Significance. If the evaluation protocol and metrics can be shown to reflect objective diagnostic improvements, the work would offer a concrete example of combining KG constraints with LLMs and multimodal interfaces to increase transparency in TCM syndrome differentiation. The explicit KG scale, staged matching pipeline, and multimodal output components are strengths that could support reproducibility and extension. The proactive questioning strategy and visualization elements address real usability gaps in existing AI-assisted TCM tools.

major comments (3)
  1. [Results] Results paragraph: The headline claim that 'Knowledge graph constraints reduced non-standard outputs by 32%' provides no definition of non-standard outputs, no description of the baseline system, no selection criteria for the 30 cases, and no indication whether the comparison was blinded. These omissions are load-bearing because the 32% figure is presented as primary quantitative evidence for the KG's benefit.
  2. [Results] Results paragraph: The automated paired-comparison evaluation reports Cohen's d = 1.82 for diagnostic trust and credibility scores (4.21 vs. 2.95) based on perceived transparency and reference quality, yet supplies no expert-rated diagnostic correctness against ground truth, no inter-rater agreement with TCM specialists, and no downstream clinical outcome measures. This gap directly affects the central claim that the system improves trustworthy diagnostic reasoning rather than only perceived interpretability.
  3. [Methods] Methods (four-stage pipeline description): No ablation results or per-stage performance metrics (precision/recall for exact vs. semantic vs. fuzzy vs. LLM verification) are reported, making it impossible to determine which component drives the claimed reduction in non-standard outputs or the trust improvements.
minor comments (2)
  1. [Abstract] The abstract would benefit from a brief parenthetical note on how the 30 cases were sampled and what the baseline comparator was, even if full details appear later.
  2. [Figures] Figure captions for the multimodal treatment visualizations should explicitly state whether the AI-generated illustrations and 3D models were evaluated for clinical accuracy by domain experts.

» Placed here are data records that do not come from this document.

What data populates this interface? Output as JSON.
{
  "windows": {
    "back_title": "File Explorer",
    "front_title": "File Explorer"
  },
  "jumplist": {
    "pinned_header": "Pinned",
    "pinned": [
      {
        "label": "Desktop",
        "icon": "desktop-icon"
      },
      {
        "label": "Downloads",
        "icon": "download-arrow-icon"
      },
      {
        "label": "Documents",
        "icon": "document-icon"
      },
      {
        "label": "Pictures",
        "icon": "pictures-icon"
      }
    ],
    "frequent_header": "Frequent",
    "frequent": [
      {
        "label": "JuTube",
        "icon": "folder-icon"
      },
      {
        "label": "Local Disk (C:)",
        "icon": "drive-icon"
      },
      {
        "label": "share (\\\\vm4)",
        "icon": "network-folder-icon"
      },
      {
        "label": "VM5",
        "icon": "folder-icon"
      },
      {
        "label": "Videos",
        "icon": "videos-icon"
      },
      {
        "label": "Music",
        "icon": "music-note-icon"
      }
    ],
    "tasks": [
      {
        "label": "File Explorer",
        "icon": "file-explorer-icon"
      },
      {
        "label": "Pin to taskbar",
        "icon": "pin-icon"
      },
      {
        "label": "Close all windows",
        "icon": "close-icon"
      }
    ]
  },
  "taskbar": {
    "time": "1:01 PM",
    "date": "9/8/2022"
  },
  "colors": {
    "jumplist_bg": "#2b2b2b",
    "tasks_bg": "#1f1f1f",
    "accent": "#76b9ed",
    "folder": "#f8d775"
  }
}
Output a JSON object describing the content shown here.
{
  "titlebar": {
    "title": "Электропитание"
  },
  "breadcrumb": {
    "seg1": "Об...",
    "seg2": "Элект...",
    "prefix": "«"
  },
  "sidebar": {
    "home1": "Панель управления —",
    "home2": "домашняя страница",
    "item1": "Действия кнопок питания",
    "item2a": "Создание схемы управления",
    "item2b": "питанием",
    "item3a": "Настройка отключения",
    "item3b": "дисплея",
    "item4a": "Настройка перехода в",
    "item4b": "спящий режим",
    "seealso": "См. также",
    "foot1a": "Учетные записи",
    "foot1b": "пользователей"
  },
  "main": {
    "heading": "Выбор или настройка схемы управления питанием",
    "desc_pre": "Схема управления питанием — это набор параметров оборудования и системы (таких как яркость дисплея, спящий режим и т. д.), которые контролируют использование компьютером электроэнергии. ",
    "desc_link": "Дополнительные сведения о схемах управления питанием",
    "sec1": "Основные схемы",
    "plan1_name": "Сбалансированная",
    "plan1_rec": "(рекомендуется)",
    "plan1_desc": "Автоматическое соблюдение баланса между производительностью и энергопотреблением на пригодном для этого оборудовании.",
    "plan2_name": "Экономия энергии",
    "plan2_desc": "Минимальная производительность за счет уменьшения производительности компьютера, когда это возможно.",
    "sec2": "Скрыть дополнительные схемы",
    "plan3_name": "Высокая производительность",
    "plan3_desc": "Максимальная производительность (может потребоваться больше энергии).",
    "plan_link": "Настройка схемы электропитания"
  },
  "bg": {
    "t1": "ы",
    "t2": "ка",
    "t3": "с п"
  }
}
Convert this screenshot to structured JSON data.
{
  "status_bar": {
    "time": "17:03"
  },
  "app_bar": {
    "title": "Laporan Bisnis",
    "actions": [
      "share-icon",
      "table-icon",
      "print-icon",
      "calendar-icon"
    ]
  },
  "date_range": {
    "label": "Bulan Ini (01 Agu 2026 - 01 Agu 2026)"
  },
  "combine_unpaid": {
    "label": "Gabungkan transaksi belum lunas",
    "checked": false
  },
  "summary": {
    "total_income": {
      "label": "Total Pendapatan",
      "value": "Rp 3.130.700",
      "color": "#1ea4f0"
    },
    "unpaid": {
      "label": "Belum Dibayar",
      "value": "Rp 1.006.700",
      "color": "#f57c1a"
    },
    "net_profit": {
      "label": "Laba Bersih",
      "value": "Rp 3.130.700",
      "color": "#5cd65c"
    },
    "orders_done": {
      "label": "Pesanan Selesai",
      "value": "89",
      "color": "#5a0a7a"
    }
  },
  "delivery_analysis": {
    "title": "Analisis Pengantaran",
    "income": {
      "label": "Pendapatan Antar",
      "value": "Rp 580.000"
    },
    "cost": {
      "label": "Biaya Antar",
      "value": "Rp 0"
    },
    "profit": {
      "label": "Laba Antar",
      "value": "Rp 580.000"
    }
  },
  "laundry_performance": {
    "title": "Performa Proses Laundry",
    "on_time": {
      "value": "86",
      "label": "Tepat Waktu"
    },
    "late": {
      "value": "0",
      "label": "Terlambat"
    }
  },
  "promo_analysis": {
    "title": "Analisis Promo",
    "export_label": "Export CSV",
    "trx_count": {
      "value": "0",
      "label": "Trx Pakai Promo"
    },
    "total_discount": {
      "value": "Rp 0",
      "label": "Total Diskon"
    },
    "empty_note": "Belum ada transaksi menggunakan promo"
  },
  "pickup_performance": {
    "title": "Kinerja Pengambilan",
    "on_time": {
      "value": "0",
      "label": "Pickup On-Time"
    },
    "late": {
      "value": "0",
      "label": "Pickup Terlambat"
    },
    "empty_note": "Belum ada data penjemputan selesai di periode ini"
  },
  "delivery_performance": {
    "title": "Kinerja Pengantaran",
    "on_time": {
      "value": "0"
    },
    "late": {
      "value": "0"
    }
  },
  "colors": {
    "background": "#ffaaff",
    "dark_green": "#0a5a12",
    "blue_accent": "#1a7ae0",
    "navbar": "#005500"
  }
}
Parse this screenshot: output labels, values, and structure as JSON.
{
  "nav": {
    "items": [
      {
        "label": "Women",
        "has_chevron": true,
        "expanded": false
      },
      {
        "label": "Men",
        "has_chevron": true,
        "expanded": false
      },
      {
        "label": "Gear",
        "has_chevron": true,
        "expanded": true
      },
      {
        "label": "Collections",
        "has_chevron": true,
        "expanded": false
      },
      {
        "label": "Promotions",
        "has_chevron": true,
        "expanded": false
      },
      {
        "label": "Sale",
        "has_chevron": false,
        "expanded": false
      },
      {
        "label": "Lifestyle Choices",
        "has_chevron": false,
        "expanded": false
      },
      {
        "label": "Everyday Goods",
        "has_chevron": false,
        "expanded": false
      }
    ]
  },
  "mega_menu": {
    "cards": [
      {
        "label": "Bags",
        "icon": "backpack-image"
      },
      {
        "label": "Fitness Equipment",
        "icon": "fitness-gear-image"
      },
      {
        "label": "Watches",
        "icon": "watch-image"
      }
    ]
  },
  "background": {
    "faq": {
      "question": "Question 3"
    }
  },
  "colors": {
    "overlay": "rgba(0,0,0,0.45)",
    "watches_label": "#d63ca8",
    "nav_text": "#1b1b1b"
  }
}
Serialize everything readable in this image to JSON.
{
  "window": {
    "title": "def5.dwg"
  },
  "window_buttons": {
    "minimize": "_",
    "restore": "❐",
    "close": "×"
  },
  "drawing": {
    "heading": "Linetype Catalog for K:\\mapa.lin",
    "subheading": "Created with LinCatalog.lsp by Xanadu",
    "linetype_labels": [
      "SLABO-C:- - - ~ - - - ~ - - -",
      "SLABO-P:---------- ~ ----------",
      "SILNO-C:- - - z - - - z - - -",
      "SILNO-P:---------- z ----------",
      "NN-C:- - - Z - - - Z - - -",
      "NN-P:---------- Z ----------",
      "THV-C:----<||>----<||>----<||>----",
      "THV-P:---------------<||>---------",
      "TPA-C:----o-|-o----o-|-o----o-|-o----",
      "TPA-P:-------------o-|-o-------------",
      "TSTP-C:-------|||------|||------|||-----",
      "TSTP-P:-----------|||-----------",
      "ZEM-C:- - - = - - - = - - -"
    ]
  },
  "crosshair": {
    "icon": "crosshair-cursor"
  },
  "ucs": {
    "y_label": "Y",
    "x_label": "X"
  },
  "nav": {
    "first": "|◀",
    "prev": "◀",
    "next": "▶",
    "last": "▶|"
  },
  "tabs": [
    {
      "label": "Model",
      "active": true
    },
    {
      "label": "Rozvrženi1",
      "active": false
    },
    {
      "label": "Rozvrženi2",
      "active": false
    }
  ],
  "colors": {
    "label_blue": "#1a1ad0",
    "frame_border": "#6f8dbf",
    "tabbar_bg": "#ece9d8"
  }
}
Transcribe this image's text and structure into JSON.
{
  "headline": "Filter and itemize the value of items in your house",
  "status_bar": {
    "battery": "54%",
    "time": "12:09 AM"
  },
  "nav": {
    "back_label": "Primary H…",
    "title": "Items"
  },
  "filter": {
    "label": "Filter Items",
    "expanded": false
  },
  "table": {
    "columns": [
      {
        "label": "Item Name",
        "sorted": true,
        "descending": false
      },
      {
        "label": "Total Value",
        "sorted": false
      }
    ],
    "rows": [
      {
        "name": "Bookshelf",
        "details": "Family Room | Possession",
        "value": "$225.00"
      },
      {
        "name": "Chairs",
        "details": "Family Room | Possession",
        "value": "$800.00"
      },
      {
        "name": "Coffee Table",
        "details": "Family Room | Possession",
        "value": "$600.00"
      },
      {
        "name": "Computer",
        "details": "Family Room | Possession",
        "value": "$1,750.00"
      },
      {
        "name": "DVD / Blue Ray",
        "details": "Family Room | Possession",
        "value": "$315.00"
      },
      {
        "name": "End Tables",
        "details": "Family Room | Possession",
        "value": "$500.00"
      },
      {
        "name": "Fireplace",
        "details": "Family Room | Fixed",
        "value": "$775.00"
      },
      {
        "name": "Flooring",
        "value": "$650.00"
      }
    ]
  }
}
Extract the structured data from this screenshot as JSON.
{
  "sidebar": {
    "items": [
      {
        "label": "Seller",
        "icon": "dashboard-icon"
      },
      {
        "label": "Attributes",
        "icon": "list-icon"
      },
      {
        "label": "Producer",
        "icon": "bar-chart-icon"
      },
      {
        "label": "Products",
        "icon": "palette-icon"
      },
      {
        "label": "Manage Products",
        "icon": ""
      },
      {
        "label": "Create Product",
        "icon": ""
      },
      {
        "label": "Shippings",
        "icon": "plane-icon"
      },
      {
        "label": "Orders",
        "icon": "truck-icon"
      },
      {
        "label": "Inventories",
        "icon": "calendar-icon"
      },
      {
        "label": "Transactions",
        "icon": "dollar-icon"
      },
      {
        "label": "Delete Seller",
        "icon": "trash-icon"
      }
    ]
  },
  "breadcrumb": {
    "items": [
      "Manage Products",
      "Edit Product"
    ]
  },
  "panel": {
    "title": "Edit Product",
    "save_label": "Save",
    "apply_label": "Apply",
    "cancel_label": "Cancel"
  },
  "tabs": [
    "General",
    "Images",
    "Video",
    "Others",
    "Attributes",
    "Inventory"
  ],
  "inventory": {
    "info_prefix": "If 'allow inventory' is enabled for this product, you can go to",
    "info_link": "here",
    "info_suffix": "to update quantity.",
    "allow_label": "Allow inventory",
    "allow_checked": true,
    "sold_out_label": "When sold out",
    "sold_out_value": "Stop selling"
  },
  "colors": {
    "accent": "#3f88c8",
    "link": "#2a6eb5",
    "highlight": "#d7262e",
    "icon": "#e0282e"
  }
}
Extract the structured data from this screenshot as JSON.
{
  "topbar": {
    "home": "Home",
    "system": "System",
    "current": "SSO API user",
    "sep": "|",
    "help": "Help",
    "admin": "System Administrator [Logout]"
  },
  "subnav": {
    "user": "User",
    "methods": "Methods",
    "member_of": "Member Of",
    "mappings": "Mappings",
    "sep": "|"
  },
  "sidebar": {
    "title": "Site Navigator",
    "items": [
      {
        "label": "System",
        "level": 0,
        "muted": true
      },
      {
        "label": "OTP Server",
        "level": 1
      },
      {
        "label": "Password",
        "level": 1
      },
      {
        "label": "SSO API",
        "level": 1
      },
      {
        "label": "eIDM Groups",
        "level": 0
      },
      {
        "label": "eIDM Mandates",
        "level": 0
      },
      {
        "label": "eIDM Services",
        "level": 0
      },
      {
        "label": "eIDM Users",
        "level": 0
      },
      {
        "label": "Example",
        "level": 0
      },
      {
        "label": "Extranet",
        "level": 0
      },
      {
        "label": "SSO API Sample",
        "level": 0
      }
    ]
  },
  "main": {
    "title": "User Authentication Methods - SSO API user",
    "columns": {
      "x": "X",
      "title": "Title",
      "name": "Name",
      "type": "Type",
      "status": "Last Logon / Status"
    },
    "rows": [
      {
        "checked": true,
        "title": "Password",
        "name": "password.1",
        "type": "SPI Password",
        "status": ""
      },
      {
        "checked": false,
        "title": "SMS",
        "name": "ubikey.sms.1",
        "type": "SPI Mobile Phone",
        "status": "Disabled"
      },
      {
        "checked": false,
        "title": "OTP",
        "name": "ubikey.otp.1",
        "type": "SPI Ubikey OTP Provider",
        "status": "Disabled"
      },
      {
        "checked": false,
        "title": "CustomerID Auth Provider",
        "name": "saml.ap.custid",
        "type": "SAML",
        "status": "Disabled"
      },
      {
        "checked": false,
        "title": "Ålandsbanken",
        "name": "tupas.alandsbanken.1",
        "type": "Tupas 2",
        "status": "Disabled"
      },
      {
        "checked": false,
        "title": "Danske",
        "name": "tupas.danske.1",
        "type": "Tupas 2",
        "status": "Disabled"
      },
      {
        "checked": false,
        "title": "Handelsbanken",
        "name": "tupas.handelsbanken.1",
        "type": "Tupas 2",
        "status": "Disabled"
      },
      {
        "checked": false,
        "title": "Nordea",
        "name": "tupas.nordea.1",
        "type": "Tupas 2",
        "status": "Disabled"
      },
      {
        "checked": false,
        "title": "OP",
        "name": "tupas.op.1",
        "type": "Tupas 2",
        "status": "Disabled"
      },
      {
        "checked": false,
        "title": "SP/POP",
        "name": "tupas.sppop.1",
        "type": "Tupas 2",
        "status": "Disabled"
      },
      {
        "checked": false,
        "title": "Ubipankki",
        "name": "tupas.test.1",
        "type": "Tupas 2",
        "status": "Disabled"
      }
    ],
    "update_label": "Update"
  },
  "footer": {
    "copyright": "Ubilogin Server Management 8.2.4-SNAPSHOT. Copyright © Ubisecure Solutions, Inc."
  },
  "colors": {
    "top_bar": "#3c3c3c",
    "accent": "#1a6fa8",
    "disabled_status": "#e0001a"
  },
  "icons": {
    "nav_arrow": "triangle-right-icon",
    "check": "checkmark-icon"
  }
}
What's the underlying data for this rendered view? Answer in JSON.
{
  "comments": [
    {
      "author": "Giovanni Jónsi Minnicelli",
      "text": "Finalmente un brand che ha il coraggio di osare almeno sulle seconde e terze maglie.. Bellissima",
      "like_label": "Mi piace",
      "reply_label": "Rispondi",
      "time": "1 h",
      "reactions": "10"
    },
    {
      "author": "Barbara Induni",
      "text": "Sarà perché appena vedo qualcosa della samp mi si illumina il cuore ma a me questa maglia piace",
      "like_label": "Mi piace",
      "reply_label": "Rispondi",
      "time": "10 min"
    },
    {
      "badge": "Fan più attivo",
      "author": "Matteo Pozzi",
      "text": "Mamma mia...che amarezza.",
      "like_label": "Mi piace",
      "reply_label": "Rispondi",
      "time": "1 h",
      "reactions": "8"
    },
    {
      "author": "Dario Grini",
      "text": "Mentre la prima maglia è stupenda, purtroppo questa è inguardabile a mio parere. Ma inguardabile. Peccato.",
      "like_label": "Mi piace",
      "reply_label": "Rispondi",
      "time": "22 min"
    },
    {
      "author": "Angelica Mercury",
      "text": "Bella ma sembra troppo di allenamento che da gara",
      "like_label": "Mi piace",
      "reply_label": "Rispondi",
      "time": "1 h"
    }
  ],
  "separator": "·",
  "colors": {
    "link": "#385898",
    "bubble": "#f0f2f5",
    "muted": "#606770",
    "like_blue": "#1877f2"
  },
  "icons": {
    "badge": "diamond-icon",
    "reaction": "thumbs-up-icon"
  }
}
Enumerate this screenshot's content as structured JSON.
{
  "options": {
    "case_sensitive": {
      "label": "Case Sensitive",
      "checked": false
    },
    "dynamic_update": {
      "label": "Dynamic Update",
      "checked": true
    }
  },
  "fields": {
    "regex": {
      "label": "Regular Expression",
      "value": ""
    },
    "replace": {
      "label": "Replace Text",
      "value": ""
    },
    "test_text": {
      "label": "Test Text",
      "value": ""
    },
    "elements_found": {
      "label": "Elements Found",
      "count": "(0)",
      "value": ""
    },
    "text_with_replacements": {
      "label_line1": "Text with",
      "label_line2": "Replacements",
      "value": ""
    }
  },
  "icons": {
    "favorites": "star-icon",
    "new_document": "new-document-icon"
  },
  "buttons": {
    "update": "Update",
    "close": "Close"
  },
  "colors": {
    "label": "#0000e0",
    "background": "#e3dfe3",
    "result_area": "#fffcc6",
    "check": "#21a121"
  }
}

Simulated Author's Rebuttal

3 responses · 0 unresolved

We thank the referee for the constructive feedback on evaluation clarity and scope. We address each major comment below and will revise the manuscript to strengthen the presentation of results and methods.

read point-by-point responses
  1. Referee: [Results] Results paragraph: The headline claim that 'Knowledge graph constraints reduced non-standard outputs by 32%' provides no definition of non-standard outputs, no description of the baseline system, no selection criteria for the 30 cases, and no indication whether the comparison was blinded. These omissions are load-bearing because the 32% figure is presented as primary quantitative evidence for the KG's benefit.

    Authors: We agree the original text omitted key operational details. In revision we will explicitly define non-standard outputs as LLM-generated syndromes or relations that violate the Neo4j graph constraints (i.e., no supporting edge exists between the proposed syndrome and the observed symptoms). The baseline is the identical LLM pipeline run without the four-stage KG filtering step. The 30 cases were drawn from a curated set of common TCM presentations documented in standard textbooks; selection was performed by stratified sampling across symptom clusters. Because the comparison is fully automated, blinding does not apply and we will state this explicitly. These additions will be placed in a new subsection of Results. revision: yes

  2. Referee: [Results] Results paragraph: The automated paired-comparison evaluation reports Cohen's d = 1.82 for diagnostic trust and credibility scores (4.21 vs. 2.95) based on perceived transparency and reference quality, yet supplies no expert-rated diagnostic correctness against ground truth, no inter-rater agreement with TCM specialists, and no downstream clinical outcome measures. This gap directly affects the central claim that the system improves trustworthy diagnostic reasoning rather than only perceived interpretability.

    Authors: The study deliberately measured perceived trust, cognitive load, and reference credibility because its stated aim is improved transparency and interpretability rather than diagnostic accuracy per se. No ground-truth expert ratings or clinical outcome data were collected. We will revise the Results and Discussion sections to (a) state this scope limitation clearly and (b) temper the language so that claims refer to gains in perceived trustworthiness and evidence-based interpretability rather than to verified diagnostic correctness. No new data collection is feasible at this stage, so the revision will be limited to clarification and scope adjustment. revision: partial

  3. Referee: [Methods] Methods (four-stage pipeline description): No ablation results or per-stage performance metrics (precision/recall for exact vs. semantic vs. fuzzy vs. LLM verification) are reported, making it impossible to determine which component drives the claimed reduction in non-standard outputs or the trust improvements.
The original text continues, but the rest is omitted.